Благодаря своим маскам она обретает дар речи; в её искажении проявляется её сущность; красота есть змея, показывающая рану от некогда вонзившегося шипа. За восхищением мужчины красотой неизменно таится звучный хохот, безмерная издевка, варварское ерничанье потентного над импотенцией, которыми он заглушает тайный страх перед собственной обречённостью импотенции, смерти, природе. С тех пор как уродливые шуты, в чьих ужимках и дурацких колпаках с бубенцами некогда запечатлелась печальная участь сломленной природы, оставили королевскую службу, за женщиной признали право на планомерную заботу о прекрасном.
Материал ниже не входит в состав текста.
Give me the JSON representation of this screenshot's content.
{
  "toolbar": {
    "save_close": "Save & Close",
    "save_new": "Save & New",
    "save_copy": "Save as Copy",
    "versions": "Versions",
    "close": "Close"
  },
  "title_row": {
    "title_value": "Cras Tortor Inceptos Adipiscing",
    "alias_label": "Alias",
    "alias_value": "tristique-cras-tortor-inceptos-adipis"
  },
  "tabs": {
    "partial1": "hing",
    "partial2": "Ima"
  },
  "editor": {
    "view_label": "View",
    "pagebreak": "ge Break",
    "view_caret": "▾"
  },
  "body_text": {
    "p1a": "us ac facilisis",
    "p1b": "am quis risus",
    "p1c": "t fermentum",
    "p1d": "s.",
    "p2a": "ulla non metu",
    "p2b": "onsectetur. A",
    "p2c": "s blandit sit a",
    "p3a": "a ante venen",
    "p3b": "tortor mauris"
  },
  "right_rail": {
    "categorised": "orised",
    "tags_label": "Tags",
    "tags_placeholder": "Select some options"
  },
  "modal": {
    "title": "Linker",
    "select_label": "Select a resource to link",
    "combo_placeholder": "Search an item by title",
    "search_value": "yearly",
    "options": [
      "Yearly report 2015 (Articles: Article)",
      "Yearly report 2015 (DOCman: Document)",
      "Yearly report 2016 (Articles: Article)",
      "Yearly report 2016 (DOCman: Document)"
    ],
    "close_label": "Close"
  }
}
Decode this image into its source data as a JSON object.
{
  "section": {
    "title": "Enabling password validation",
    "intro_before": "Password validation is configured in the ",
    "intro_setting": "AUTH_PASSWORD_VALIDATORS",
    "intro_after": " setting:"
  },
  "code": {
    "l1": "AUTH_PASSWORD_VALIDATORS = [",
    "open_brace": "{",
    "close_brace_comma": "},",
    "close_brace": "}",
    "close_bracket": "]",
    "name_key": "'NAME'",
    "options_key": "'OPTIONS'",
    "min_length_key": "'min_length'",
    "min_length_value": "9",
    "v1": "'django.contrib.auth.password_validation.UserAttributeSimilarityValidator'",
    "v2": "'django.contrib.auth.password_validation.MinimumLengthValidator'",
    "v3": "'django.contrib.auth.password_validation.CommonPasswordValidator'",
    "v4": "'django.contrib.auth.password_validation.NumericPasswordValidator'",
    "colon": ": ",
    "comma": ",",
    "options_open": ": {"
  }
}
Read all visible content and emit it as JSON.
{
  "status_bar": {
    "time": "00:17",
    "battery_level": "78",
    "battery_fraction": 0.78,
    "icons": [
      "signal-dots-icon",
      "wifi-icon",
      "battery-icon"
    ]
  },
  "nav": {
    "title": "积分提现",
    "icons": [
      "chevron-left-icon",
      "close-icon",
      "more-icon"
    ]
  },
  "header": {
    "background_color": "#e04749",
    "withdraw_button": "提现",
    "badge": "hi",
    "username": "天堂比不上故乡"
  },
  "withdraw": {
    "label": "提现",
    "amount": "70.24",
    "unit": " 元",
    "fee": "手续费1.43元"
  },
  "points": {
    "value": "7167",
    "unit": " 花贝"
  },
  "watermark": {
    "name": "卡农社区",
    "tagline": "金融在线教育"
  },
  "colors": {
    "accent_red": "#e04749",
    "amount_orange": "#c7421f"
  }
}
Пуританка Нового времени отнеслась к поручению ревностно. Она идентифицировала себя с происходящим целиком и полностью, не с дикой, но с прирученной природой. Всё, что ещё оставалось от опахал, пения и танцев римских рабынь, в Бирмингеме окончательно свелось к игре на фортепьяно и прочему рукоделью, вплоть до того, что даже самые что ни на есть последние остатки женской распущенности полностью облагородились в символы патриархальной цивилизации. Под давлением вездесущей рекламы пудра и губная помада, решительно отметающие своё Гетерическое происхождение, превратились в средства по уходу за кожей, купальные трико — в атрибут гигиены. От этого нет спасения. То простое обстоятельство, что любовь имеет место в условиях сплошь организованной системы господства, накладывает фабричное клеймо даже на неё. В Германии влюблённые выказывают промискуитетом, как некогда целомудрием, своё повиновение существующему порядку, половым актом без разбора — своё неукоснительное подчинение доминирующему разуму.
Ископаемым пережитком буржуазного почитания женщины вламывается в современность мегера. С незапамятных времён она мстит бранью в собственном доме за то бедствие, что постигло её пол. За отсутствием коленопреклонения, не достающегося ей, злобная старуха напускается на того рассеянного, который не успевает встать перед ней и сбивает шляпу с его головы. Кровожадность женщины на погроме затмевает мужскую.
Угнетённая женщина в обличье мегеры пережила века и все ещё продолжает являть гримасу изувеченной природы. Если в минувшие столетия девушка переносила своё порабощение с меланхоличным выражением лица и преданностью в любви, будучи неким отчуждённым образом природы, этакой эстетичной культур-штучкой, то мегерой было открыто новое женское призвание. Как социальная гиена она активно преследует культурные цели. Её тщеславие гоняется за почестями и публичностью, но её чувству мужской культуры ещё не удалось настолько обостриться, чтобы она не ошибалась при причиняемом ей страдании, тем самым свидетельствуя о том, что она пока ещё не освоилась в цивилизации мужчин. От одиночества она ищет спасения в конгломератах науки и магии, в уродливых плодах брачного союза идеалов тайного советника и нордической провидицы. Она чувствует себя влекомой к несчастью. Последние остатки женской оппозиции духу мужского общества тонут в трясине мелкого рэкета, тайных сборищ и хобби, они превращаются в перверсивную агрессию общественной работы и теософских пересудов, в практику мелочной мстительности на уровне благотворительности и организаций типа «Christian Science».
В этой трясине солидарность со всякой сущей тварью находит своё выражение не столько в союзе по защите животных, сколько в интересе к нео-буддизму и пекинезам, чьи обезображенные морды сегодня все ещё, подобно старым картинам, напоминают о лице того самого обойденного прогрессом шута. Черты этой собачки, подобно неуклюжим скачкам горбуна, все ещё репрезентируют изувеченную природу, в то время как массовое производство и массовая культура, используя научные методы, уже научились изготавливать тела как племенных животных, так и людей. Унифицированные массы уже столь мало способны заметить свою собственную трансформацию, которой сами же изо всех сил содействуют, что уже более не нуждаются в символическом выставлении её напоказ.